Third-Generation Wireless Communication
The objective of the third generation of wireless communication is to provide fairly high-speed wireless communications to support multimedia, data, and video in addition to voice. The ITU's International Mobile Telecommunications for the year 2000 (IMT-2000) initiative has defined the ITU's view of third-generation capabilities as follows:
Voice quality comparable to the public switched telephone network
144 Kbps data rate available to users in high-speed motor vehicles over large areas
384 Kbps available to pedestrians standing or moving slowly over small areas
Support (to be phased in) for 2.048 Mbps for office use
Support for both packet-switched and circuit-switched data services
An adaptive interface to the Internet to reflect efficiently the common asymmetry between inbound and outbound traffic
More efficient use of the available spectrum in general
Support for a wide variety of mobile equipment
Flexibility to allow the introduction of new services and technologies
More generally, one of the driving forces of modern communication technology is the trend toward universal personal telecommunications and universal communications access. The first concept refers to the ability of a person to identify himself or herself easily and use conveniently any communication system in an entire country, over a continent, or even globally, in terms of a single account. The second refers to the capability of using one's terminal in a wide variety of environments to connect to information services (for example, to have a portable terminal that will work in the office, on the street, and on airplanes equally well). This revolution in personal computing will obviously involve wireless communication in a fundamental way. The GSM cellular telephony, with its subscriber identity module, for example, is a large step toward these goals.
Personal communications services (PCSs) and personal communication networks (PCNs) are names attached to these concepts of global wireless communications, and they also form objectives for third-generation wireless.
Generally, the technology planned is digital, using time-division multiple access or code-division multiple access to provide efficient use of the spectrum and high capacity.
PCS handsets are designed to be low-power and relatively small and light. Efforts are being made internationally to allow the same terminals to be used worldwide. Worldwide frequency allocations have been made for second-generation cordless telephones (CT-2) in the 800 MHz region and for more advanced personal communications in the 1.72.2 GHz region of the spectrum.
The 1992 World Administrative Radio Conference (WARC 92) resulted in worldwide allocations for future public land mobile telecommunications systems (FPLMTS). This concept includes both terrestrial and satellite-based services. In addition, allocations were made for low-earth-orbiting (LEO) satellite services that can be used to support personal communications.

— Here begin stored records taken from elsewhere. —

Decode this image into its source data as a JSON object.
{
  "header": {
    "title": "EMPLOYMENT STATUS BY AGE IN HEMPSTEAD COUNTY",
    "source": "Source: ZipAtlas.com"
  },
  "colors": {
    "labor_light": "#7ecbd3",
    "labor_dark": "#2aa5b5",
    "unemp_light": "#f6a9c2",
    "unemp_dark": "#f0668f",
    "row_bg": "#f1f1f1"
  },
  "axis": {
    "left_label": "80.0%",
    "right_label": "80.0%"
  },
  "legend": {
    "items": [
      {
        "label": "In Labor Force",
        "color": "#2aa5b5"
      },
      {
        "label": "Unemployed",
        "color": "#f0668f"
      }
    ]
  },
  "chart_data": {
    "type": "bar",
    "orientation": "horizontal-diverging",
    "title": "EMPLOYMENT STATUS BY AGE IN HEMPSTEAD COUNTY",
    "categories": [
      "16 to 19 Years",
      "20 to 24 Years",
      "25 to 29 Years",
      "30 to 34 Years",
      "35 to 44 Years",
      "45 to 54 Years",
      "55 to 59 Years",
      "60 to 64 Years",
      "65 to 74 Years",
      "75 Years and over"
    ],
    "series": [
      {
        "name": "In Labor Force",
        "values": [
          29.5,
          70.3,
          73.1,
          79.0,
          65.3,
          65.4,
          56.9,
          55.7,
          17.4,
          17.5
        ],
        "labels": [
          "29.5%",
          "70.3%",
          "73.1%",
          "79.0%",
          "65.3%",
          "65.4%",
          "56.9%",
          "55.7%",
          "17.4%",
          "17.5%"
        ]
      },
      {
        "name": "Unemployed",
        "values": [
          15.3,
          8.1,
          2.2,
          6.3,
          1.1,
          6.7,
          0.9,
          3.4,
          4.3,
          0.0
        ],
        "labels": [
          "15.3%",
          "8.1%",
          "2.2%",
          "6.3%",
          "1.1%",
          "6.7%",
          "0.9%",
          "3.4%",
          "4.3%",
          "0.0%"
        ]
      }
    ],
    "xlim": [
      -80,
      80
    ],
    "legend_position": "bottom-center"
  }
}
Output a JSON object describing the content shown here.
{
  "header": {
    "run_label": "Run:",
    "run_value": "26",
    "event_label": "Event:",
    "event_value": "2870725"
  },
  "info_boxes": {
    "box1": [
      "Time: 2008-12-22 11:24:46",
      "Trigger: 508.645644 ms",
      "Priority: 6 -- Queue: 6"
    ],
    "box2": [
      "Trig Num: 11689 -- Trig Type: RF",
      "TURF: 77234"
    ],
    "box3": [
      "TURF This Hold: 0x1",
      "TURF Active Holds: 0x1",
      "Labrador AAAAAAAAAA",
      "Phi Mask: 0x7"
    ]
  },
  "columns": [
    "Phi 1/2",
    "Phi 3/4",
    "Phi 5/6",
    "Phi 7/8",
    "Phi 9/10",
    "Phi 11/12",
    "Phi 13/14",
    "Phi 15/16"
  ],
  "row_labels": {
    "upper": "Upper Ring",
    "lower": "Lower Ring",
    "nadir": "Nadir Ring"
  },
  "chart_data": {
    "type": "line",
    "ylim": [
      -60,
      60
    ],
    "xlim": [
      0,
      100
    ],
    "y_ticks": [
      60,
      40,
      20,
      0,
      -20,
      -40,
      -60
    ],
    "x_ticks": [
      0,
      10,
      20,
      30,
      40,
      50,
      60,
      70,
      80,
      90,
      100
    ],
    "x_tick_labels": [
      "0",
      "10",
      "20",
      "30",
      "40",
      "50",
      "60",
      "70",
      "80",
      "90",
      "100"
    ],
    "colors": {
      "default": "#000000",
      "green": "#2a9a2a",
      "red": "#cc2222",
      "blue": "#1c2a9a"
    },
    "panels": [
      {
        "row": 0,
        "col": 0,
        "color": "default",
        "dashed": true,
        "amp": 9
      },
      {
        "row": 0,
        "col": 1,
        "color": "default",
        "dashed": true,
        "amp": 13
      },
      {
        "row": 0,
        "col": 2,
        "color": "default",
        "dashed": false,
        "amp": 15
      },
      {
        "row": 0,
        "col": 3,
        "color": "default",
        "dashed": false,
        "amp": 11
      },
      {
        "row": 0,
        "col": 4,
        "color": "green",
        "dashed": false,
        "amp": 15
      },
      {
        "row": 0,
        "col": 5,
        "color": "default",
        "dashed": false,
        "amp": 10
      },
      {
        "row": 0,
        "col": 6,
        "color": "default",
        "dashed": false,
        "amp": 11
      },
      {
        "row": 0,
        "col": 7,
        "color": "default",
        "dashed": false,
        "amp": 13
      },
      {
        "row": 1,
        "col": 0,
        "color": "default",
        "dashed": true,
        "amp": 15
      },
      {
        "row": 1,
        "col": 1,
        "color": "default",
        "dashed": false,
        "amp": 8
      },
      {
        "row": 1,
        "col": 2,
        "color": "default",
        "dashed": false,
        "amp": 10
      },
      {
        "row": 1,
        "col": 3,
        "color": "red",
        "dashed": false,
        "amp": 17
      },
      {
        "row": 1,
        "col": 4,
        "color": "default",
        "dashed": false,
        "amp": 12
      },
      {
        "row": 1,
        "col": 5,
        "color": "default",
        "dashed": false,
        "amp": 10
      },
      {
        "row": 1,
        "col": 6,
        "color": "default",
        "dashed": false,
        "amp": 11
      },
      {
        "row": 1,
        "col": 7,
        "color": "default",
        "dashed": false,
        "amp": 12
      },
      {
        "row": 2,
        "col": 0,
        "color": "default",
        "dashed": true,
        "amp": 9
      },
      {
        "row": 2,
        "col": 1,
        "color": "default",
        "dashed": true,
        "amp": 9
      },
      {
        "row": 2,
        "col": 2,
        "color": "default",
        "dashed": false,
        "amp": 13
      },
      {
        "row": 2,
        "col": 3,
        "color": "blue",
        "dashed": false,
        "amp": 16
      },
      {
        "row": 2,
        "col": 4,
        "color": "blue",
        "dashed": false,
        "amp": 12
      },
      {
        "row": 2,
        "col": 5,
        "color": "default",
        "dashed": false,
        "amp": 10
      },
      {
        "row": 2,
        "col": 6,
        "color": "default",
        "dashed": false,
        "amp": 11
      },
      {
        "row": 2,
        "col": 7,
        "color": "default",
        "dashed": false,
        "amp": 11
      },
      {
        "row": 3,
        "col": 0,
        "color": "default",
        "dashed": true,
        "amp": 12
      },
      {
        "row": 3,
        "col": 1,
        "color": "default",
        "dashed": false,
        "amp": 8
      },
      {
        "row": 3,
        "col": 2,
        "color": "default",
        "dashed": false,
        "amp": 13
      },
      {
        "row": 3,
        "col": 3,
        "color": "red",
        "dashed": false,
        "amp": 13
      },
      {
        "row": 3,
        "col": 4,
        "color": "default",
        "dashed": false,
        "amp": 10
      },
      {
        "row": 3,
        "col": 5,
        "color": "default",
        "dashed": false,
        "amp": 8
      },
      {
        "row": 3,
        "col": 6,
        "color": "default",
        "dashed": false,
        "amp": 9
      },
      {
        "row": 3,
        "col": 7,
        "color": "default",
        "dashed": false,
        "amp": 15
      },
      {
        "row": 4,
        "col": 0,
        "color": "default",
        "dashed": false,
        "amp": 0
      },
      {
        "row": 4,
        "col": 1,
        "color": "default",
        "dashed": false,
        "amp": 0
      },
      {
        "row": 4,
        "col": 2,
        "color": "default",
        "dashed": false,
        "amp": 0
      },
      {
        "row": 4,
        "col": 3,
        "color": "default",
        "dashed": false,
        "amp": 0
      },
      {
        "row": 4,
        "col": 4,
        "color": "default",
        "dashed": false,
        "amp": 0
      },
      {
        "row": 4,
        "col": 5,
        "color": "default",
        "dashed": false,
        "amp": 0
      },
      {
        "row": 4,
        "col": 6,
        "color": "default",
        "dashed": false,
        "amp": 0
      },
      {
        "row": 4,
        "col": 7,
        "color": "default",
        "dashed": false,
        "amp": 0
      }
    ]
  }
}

Some proposed technologies that come under the umbrella of PCS are American Digital Cellular System, Japanese Digital Cellular System, second-generation cordless telephones (CT-2), the European Community's General Speciale Mobile (GSM) for digital cellular service, and Digital European Cordless Telephone (DECT). These technologies involve advanced wireless telephony, which may be supported by LEO satellites and geostationary satellites, as well as by terrestrial antennas. The technology is developing rapidly. One desirable third-generation capability is mobile telephone and mobile terminals that can access web services.